4 Retirement Account Updates You Need to Know for 2025
Big changes are coming to retirement accounts in 2025, and if you're saving for the future, these updates can help you save more, grow your money faster, and keep more of what you earn. Let's break it all down—no jargon, no confusion.
1. Higher 401(k) Contribution Limits
Starting in 2025, you can save even more in your 401(k). The new contribution limit is $23,500 (up from $23,000 in 2024).
If you’re 50 or older, you can add a $7,500 "catch-up contribution", making your total savings limit $31,000.
But here’s where it gets really interesting: If you’re aged 60–63, you can contribute an extra $11,250, bringing your total to $34,750 for the year.
What It Means for You:
More opportunity to invest: These increased limits are designed to help you boost your retirement savings during your highest-earning years.
Catch-up if you're behind: If you're in your 60s, this is your chance to supercharge your savings.
2. Roth IRA Income Limits Are Increasing
Roth IRAs are retirement accounts where your money grows tax-free, and you don’t pay taxes when you take it out later. But there’s a catch: You can only contribute to a Roth IRA if you earn under a certain amount.
For 2025, the income limits are increasing, which means more people will qualify. Here's how it breaks down:
Single or Head of Household: You can contribute the full amount if you make less than $150,000. If you make between $150,000–$165,000, you can contribute a smaller (partial) amount. Above $165,000, you can’t contribute.
Married Filing Jointly: Full contributions are allowed if you earn under $236,000. Partial contributions are allowed if your income is between $236,000–$246,000. Above $246,000, you're out of luck.

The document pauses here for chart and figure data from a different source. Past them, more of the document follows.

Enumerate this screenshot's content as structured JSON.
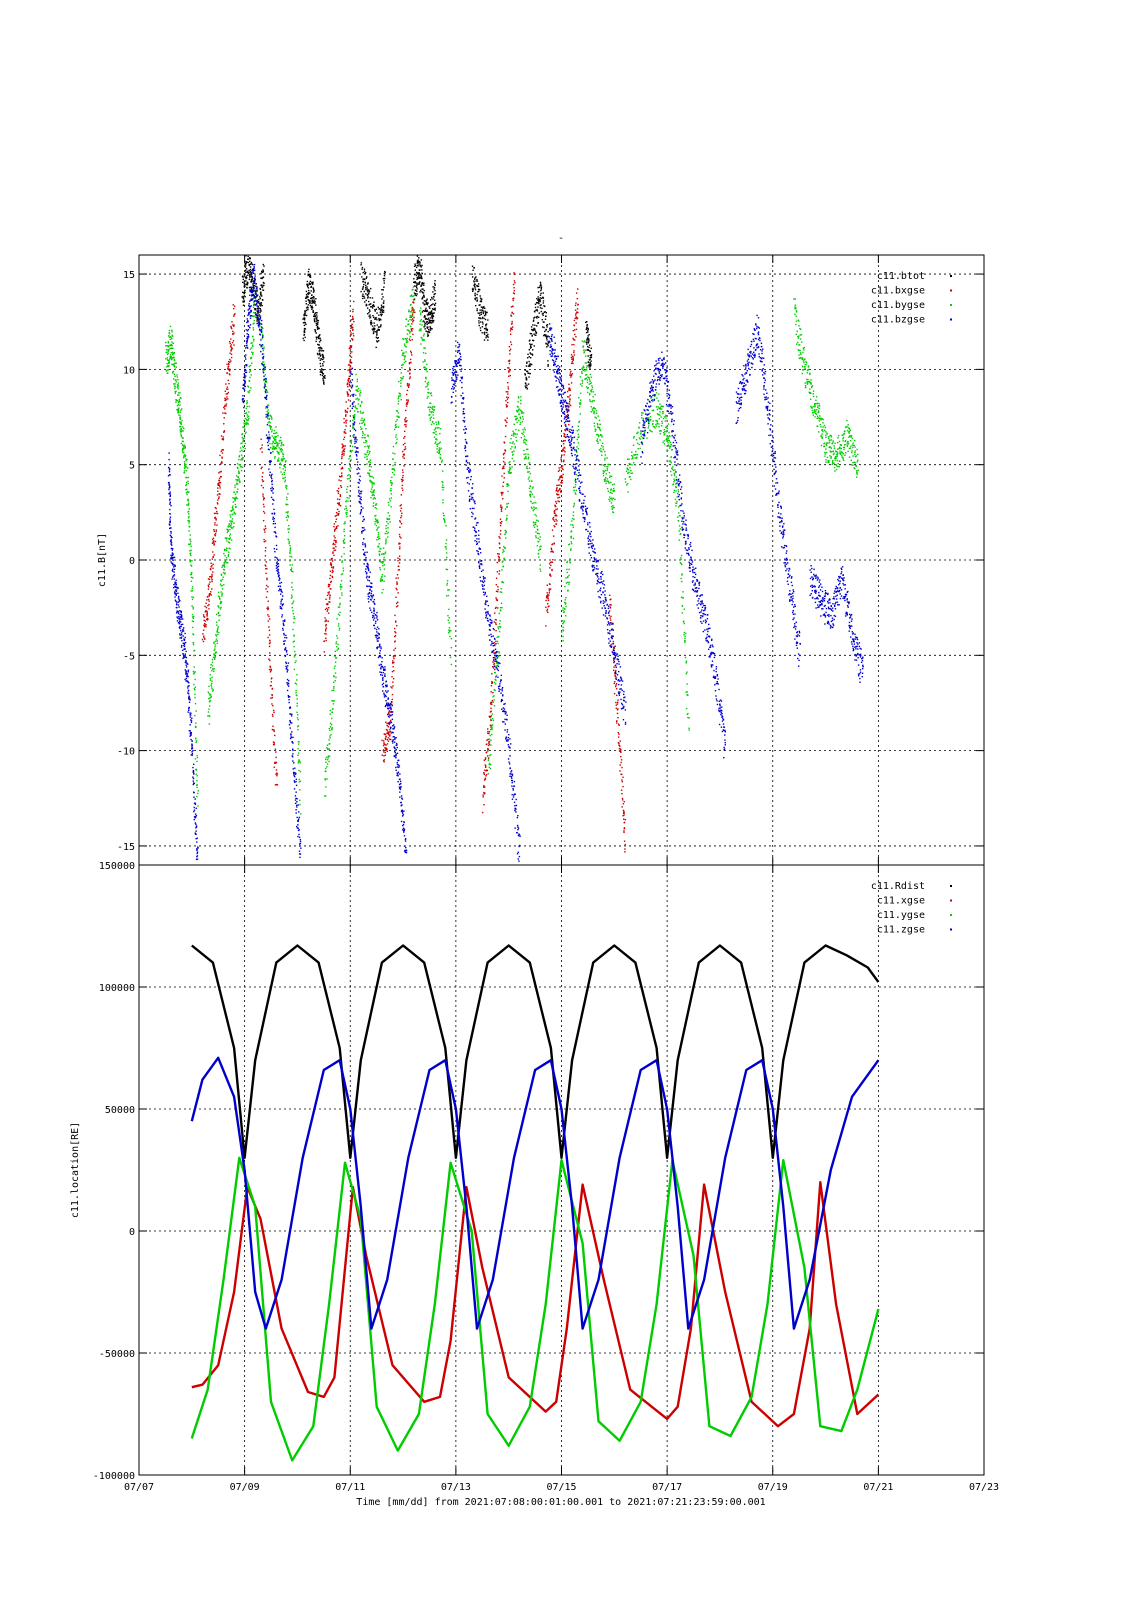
{
  "page_title": "-",
  "xaxis_caption": "Time [mm/dd]  from 2021:07:08:00:01:00.001  to  2021:07:21:23:59:00.001",
  "chart_data": [
    {
      "type": "scatter",
      "ylabel": "c11.B[nT]",
      "ylim": [
        -16,
        16
      ],
      "yticks": [
        -15,
        -10,
        -5,
        0,
        5,
        10,
        15
      ],
      "ytick_labels": [
        "-15",
        "-10",
        "-5",
        "0",
        "5",
        "10",
        "15"
      ],
      "grid": true,
      "legend_position": "top-right",
      "series": [
        {
          "name": "c11.btot",
          "color": "#000000",
          "segments": [
            {
              "x": [
                1.95,
                2.05,
                2.15,
                2.25,
                2.35
              ],
              "y": [
                14.0,
                15.5,
                14.5,
                13.0,
                15.0
              ]
            },
            {
              "x": [
                3.1,
                3.2,
                3.3,
                3.4,
                3.5
              ],
              "y": [
                12.0,
                14.5,
                13.5,
                11.0,
                10.0
              ]
            },
            {
              "x": [
                4.2,
                4.35,
                4.5,
                4.65
              ],
              "y": [
                15.0,
                13.5,
                12.0,
                14.5
              ]
            },
            {
              "x": [
                5.2,
                5.3,
                5.4,
                5.5,
                5.6
              ],
              "y": [
                14.5,
                15.5,
                13.0,
                12.5,
                14.0
              ]
            },
            {
              "x": [
                6.3,
                6.45,
                6.6
              ],
              "y": [
                15.0,
                13.0,
                12.0
              ]
            },
            {
              "x": [
                7.3,
                7.45,
                7.6,
                7.75
              ],
              "y": [
                9.0,
                12.0,
                14.0,
                11.0
              ]
            },
            {
              "x": [
                8.45,
                8.55
              ],
              "y": [
                12.0,
                10.5
              ]
            }
          ]
        },
        {
          "name": "c11.bxgse",
          "color": "#cc0000",
          "segments": [
            {
              "x": [
                1.2,
                1.35,
                1.5,
                1.65,
                1.8
              ],
              "y": [
                -4.0,
                -1.0,
                4.0,
                9.0,
                13.0
              ]
            },
            {
              "x": [
                2.3,
                2.45,
                2.6
              ],
              "y": [
                6.0,
                -4.0,
                -12.0
              ]
            },
            {
              "x": [
                3.5,
                3.65,
                3.8,
                3.95,
                4.05
              ],
              "y": [
                -4.0,
                0.0,
                4.0,
                9.0,
                13.0
              ]
            },
            {
              "x": [
                4.6,
                4.75,
                4.9,
                5.05,
                5.2
              ],
              "y": [
                -10.0,
                -8.5,
                0.0,
                8.0,
                14.0
              ]
            },
            {
              "x": [
                6.5,
                6.65,
                6.8,
                6.95,
                7.1
              ],
              "y": [
                -12.5,
                -8.0,
                0.0,
                8.0,
                15.0
              ]
            },
            {
              "x": [
                7.7,
                7.85,
                8.0,
                8.15,
                8.3
              ],
              "y": [
                -3.0,
                2.0,
                5.0,
                9.0,
                14.0
              ]
            },
            {
              "x": [
                8.9,
                9.05,
                9.2
              ],
              "y": [
                -2.0,
                -8.0,
                -15.0
              ]
            }
          ]
        },
        {
          "name": "c11.bygse",
          "color": "#00cc00",
          "segments": [
            {
              "x": [
                0.5,
                0.6,
                0.7,
                0.8,
                0.9,
                1.0,
                1.1
              ],
              "y": [
                10.5,
                11.5,
                9.0,
                7.0,
                4.0,
                -2.0,
                -13.0
              ]
            },
            {
              "x": [
                1.3,
                1.45,
                1.6,
                1.75,
                1.9,
                2.05,
                2.2
              ],
              "y": [
                -8.0,
                -4.0,
                0.0,
                2.0,
                5.0,
                8.0,
                14.0
              ]
            },
            {
              "x": [
                2.3,
                2.45,
                2.6,
                2.75,
                2.9,
                3.05
              ],
              "y": [
                12.0,
                7.0,
                6.0,
                5.0,
                -2.0,
                -13.0
              ]
            },
            {
              "x": [
                3.5,
                3.7,
                3.9,
                4.1,
                4.3
              ],
              "y": [
                -12.0,
                -6.0,
                2.0,
                9.0,
                6.0
              ]
            },
            {
              "x": [
                4.3,
                4.45,
                4.6,
                4.8,
                5.0,
                5.2
              ],
              "y": [
                6.0,
                3.0,
                -1.0,
                5.0,
                11.0,
                14.0
              ]
            },
            {
              "x": [
                5.3,
                5.5,
                5.7,
                5.9
              ],
              "y": [
                13.0,
                8.0,
                6.0,
                -5.0
              ]
            },
            {
              "x": [
                6.6,
                6.8,
                7.0,
                7.2,
                7.4,
                7.6
              ],
              "y": [
                -11.0,
                -4.0,
                5.0,
                8.0,
                4.0,
                0.0
              ]
            },
            {
              "x": [
                8.0,
                8.2,
                8.4,
                8.6,
                8.8,
                9.0
              ],
              "y": [
                -4.0,
                2.0,
                11.0,
                8.0,
                5.0,
                3.0
              ]
            },
            {
              "x": [
                9.2,
                9.5,
                9.8,
                10.0,
                10.2,
                10.4
              ],
              "y": [
                4.0,
                7.0,
                8.0,
                6.5,
                3.0,
                -9.0
              ]
            },
            {
              "x": [
                12.4,
                12.6,
                12.8,
                13.0,
                13.2,
                13.4,
                13.6
              ],
              "y": [
                13.0,
                10.0,
                8.0,
                6.0,
                5.5,
                6.5,
                5.0
              ]
            }
          ]
        },
        {
          "name": "c11.bzgse",
          "color": "#0000cc",
          "segments": [
            {
              "x": [
                0.55,
                0.6,
                0.7,
                0.8,
                0.9,
                1.0,
                1.1
              ],
              "y": [
                5.0,
                0.5,
                -2.0,
                -3.5,
                -6.0,
                -10.0,
                -16.0
              ]
            },
            {
              "x": [
                1.95,
                2.05,
                2.15,
                2.3,
                2.45,
                2.6,
                2.75,
                2.9,
                3.05
              ],
              "y": [
                8.0,
                12.0,
                15.0,
                12.0,
                6.0,
                0.0,
                -4.0,
                -10.0,
                -15.5
              ]
            },
            {
              "x": [
                4.0,
                4.15,
                4.3,
                4.45,
                4.6,
                4.75,
                4.9,
                5.05
              ],
              "y": [
                10.0,
                4.0,
                -0.5,
                -3.0,
                -6.0,
                -8.0,
                -11.0,
                -15.5
              ]
            },
            {
              "x": [
                5.9,
                6.05,
                6.2,
                6.4,
                6.6,
                6.8,
                7.0,
                7.2
              ],
              "y": [
                9.0,
                11.0,
                5.0,
                1.0,
                -3.0,
                -6.0,
                -10.0,
                -15.5
              ]
            },
            {
              "x": [
                7.75,
                7.9,
                8.05,
                8.2,
                8.4,
                8.6,
                8.8,
                9.0,
                9.2
              ],
              "y": [
                12.0,
                10.0,
                8.0,
                6.0,
                3.0,
                0.0,
                -2.0,
                -5.0,
                -8.0
              ]
            },
            {
              "x": [
                9.5,
                9.7,
                9.9,
                10.1,
                10.3,
                10.5,
                10.7,
                10.9,
                11.1
              ],
              "y": [
                6.0,
                9.0,
                10.5,
                7.0,
                2.0,
                -1.0,
                -3.0,
                -6.0,
                -10.0
              ]
            },
            {
              "x": [
                11.3,
                11.5,
                11.7,
                11.9,
                12.1,
                12.3,
                12.5
              ],
              "y": [
                8.0,
                10.0,
                12.0,
                8.0,
                3.0,
                -1.0,
                -5.0
              ]
            },
            {
              "x": [
                12.7,
                12.9,
                13.1,
                13.3,
                13.5,
                13.7
              ],
              "y": [
                -1.0,
                -2.0,
                -3.0,
                -1.0,
                -4.0,
                -6.0
              ]
            }
          ]
        }
      ]
    },
    {
      "type": "line",
      "ylabel": "c11.location[RE]",
      "ylim": [
        -100000,
        150000
      ],
      "yticks": [
        -100000,
        -50000,
        0,
        50000,
        100000,
        150000
      ],
      "ytick_labels": [
        "-100000",
        "-50000",
        "0",
        "50000",
        "100000",
        "150000"
      ],
      "xlim": [
        "07/07",
        "07/23"
      ],
      "xticks": [
        "07/07",
        "07/09",
        "07/11",
        "07/13",
        "07/15",
        "07/17",
        "07/19",
        "07/21",
        "07/23"
      ],
      "grid": true,
      "legend_position": "top-right",
      "series": [
        {
          "name": "c11.Rdist",
          "color": "#000000",
          "x": [
            1.0,
            1.4,
            1.8,
            2.0,
            2.2,
            2.6,
            3.0,
            3.4,
            3.8,
            4.0,
            4.2,
            4.6,
            5.0,
            5.4,
            5.8,
            6.0,
            6.2,
            6.6,
            7.0,
            7.4,
            7.8,
            8.0,
            8.2,
            8.6,
            9.0,
            9.4,
            9.8,
            10.0,
            10.2,
            10.6,
            11.0,
            11.4,
            11.8,
            12.0,
            12.2,
            12.6,
            13.0,
            13.4,
            13.8,
            14.0
          ],
          "y": [
            117000,
            110000,
            75000,
            30000,
            70000,
            110000,
            117000,
            110000,
            75000,
            30000,
            70000,
            110000,
            117000,
            110000,
            75000,
            30000,
            70000,
            110000,
            117000,
            110000,
            75000,
            30000,
            70000,
            110000,
            117000,
            110000,
            75000,
            30000,
            70000,
            110000,
            117000,
            110000,
            75000,
            30000,
            70000,
            110000,
            117000,
            113000,
            108000,
            102000
          ]
        },
        {
          "name": "c11.xgse",
          "color": "#cc0000",
          "x": [
            1.0,
            1.2,
            1.5,
            1.8,
            2.05,
            2.3,
            2.7,
            3.2,
            3.5,
            3.7,
            4.05,
            4.3,
            4.8,
            5.4,
            5.7,
            5.9,
            6.2,
            6.5,
            7.0,
            7.7,
            7.9,
            8.1,
            8.4,
            8.8,
            9.3,
            10.0,
            10.2,
            10.45,
            10.7,
            11.1,
            11.6,
            12.1,
            12.4,
            12.7,
            12.9,
            13.2,
            13.6,
            14.0
          ],
          "y": [
            -64000,
            -63000,
            -55000,
            -25000,
            18000,
            5000,
            -40000,
            -66000,
            -68000,
            -60000,
            18000,
            -10000,
            -55000,
            -70000,
            -68000,
            -45000,
            18000,
            -15000,
            -60000,
            -74000,
            -70000,
            -40000,
            19000,
            -20000,
            -65000,
            -77000,
            -72000,
            -40000,
            19000,
            -25000,
            -70000,
            -80000,
            -75000,
            -40000,
            20000,
            -30000,
            -75000,
            -67000
          ]
        },
        {
          "name": "c11.ygse",
          "color": "#00cc00",
          "x": [
            1.0,
            1.3,
            1.6,
            1.9,
            2.2,
            2.5,
            2.9,
            3.3,
            3.6,
            3.9,
            4.2,
            4.5,
            4.9,
            5.3,
            5.6,
            5.9,
            6.3,
            6.6,
            7.0,
            7.4,
            7.7,
            8.0,
            8.4,
            8.7,
            9.1,
            9.5,
            9.8,
            10.1,
            10.5,
            10.8,
            11.2,
            11.6,
            11.9,
            12.2,
            12.6,
            12.9,
            13.3,
            13.6,
            14.0
          ],
          "y": [
            -85000,
            -65000,
            -20000,
            30000,
            10000,
            -70000,
            -94000,
            -80000,
            -30000,
            28000,
            5000,
            -72000,
            -90000,
            -75000,
            -30000,
            28000,
            0,
            -75000,
            -88000,
            -72000,
            -30000,
            29000,
            -5000,
            -78000,
            -86000,
            -70000,
            -30000,
            29000,
            -10000,
            -80000,
            -84000,
            -68000,
            -30000,
            29000,
            -15000,
            -80000,
            -82000,
            -65000,
            -32000
          ]
        },
        {
          "name": "c11.zgse",
          "color": "#0000cc",
          "x": [
            1.0,
            1.2,
            1.5,
            1.8,
            2.0,
            2.2,
            2.4,
            2.7,
            3.1,
            3.5,
            3.8,
            4.0,
            4.2,
            4.4,
            4.7,
            5.1,
            5.5,
            5.8,
            6.0,
            6.2,
            6.4,
            6.7,
            7.1,
            7.5,
            7.8,
            8.0,
            8.2,
            8.4,
            8.7,
            9.1,
            9.5,
            9.8,
            10.0,
            10.2,
            10.4,
            10.7,
            11.1,
            11.5,
            11.8,
            12.0,
            12.2,
            12.4,
            12.7,
            13.1,
            13.5,
            14.0
          ],
          "y": [
            45000,
            62000,
            71000,
            55000,
            25000,
            -25000,
            -40000,
            -20000,
            30000,
            66000,
            70000,
            50000,
            10000,
            -40000,
            -20000,
            30000,
            66000,
            70000,
            50000,
            10000,
            -40000,
            -20000,
            30000,
            66000,
            70000,
            50000,
            10000,
            -40000,
            -20000,
            30000,
            66000,
            70000,
            50000,
            10000,
            -40000,
            -20000,
            30000,
            66000,
            70000,
            50000,
            10000,
            -40000,
            -20000,
            25000,
            55000,
            70000
          ]
        }
      ]
    }
  ]
}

What “Phase-Out Range” Means:
Think of the phase-out range as a sliding scale. If your income falls in the range (e.g., $150,000–$165,000 for singles), you can contribute less than the maximum but more than zero. The closer you are to the upper limit, the smaller your contribution amount will be.
What It Means for You:
More access to Roth IRAs: If your income is near these limits, the increase gives you a chance to start or keep contributing to a Roth IRA.
Tax-free withdrawals: Roth IRAs are a powerful tool for retirement since you won’t pay taxes on withdrawals.

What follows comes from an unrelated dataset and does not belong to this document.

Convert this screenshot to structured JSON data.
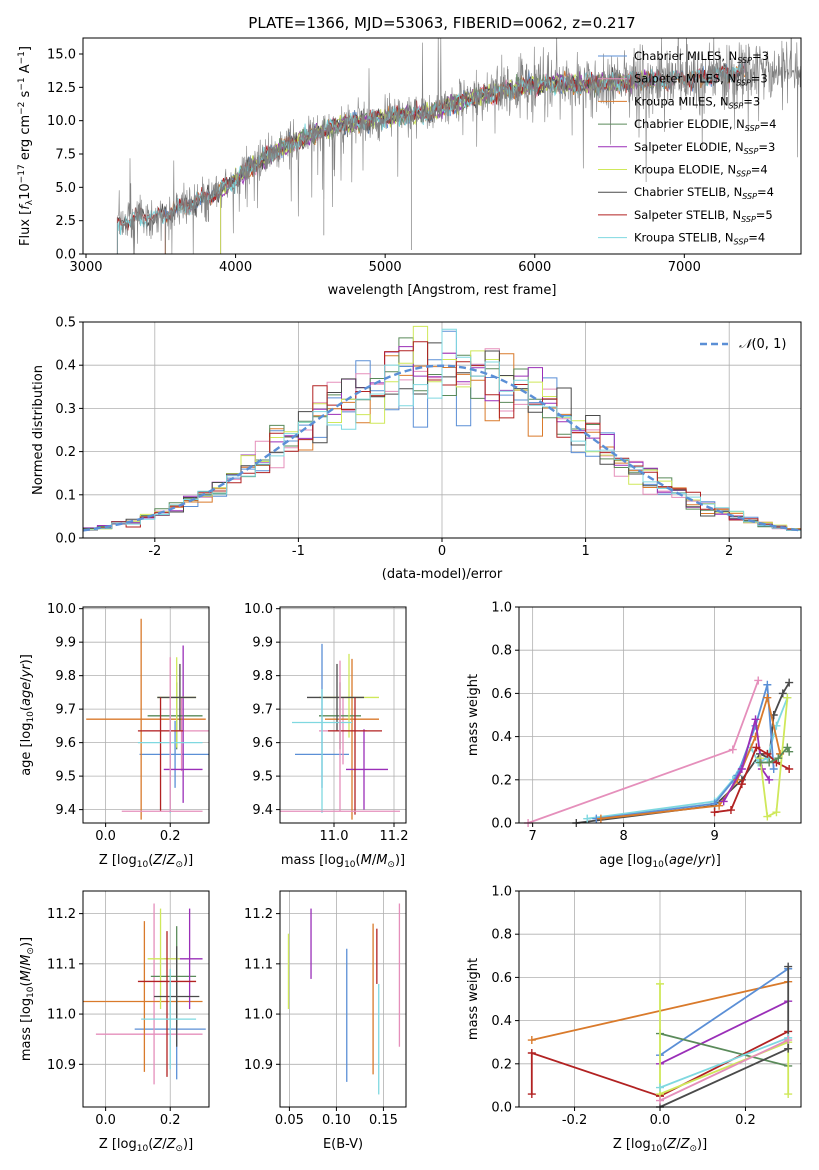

3. Traditional IRA Deduction Limits Are Expanding
A traditional IRA lets you save for retirement and potentially lower your taxable income. But whether you can deduct your contributions depends on your income, your tax filing status, and whether you or your spouse has a retirement plan like a 401(k) at work.
For 2025, the income limits to deduct contributions are increasing:
If you (and your spouse) don't have a retirement plan at work, traditional IRA contributions are fully tax deductible.
Single (you have a workplace retirement plan): If you have a 401(k) or similar at work, you can deduct contributions if you earn under $79,000. Between $79,000–$89,000, the deduction phases out. Over $89,000, you can’t deduct contributions.
Married Filing Jointly (you have a workplace retirement plan): Full deductions if your income is under $126,000. Partial deductions between $126,000–$146,000. No deductions if you earn over $146,000.
Married Filing Jointly (you are contributing and you don’t have a workplace plan but your spouse does): Full deductions if your joint income is under $236,000. Partial deductions between $236,000–$246,000. No deductions over $246,000.
What “Covered by a Retirement Plan” Means:
If you or your spouse has a 401(k) or similar account through work, you’re considered “covered.” This affects how much you can deduct when contributing to a traditional IRA.
What It Means for You:
Double-check your eligibility: If you’re covered by a workplace plan and your income is in the phase-out range, you may still get a partial deduction. This helps reduce your taxes now.
Consider other options: If you can’t deduct IRA contributions, you might explore a Roth IRA or other tax-advantaged accounts.
4. Bitcoin ETFs in Retirement Accounts
Starting in 2025, some 401(k)s and IRAs will allow you to invest in Bitcoin ETFs (exchange-traded funds). This gives you a way to invest in cryptocurrency without the complexity of managing it directly.
What It Means for You:
New diversification options: Bitcoin ETFs let you dip a toe into crypto without diving headfirst into its volatility.
Proceed with caution: Crypto is what I call speculative. I personally limit this to a very small percentage (like 5%) of my portfolio.
Take Action Now
These updates aren’t just financial trivia—they’re opportunities to maximize your retirement savings and grow your wealth. Whether it’s increasing contributions, taking advantage of Roth IRA access, or exploring new investment options, the earlier you act, the more you’ll benefit.
Start planning now so you can make the most of these changes in 2025. Your future self will thank you.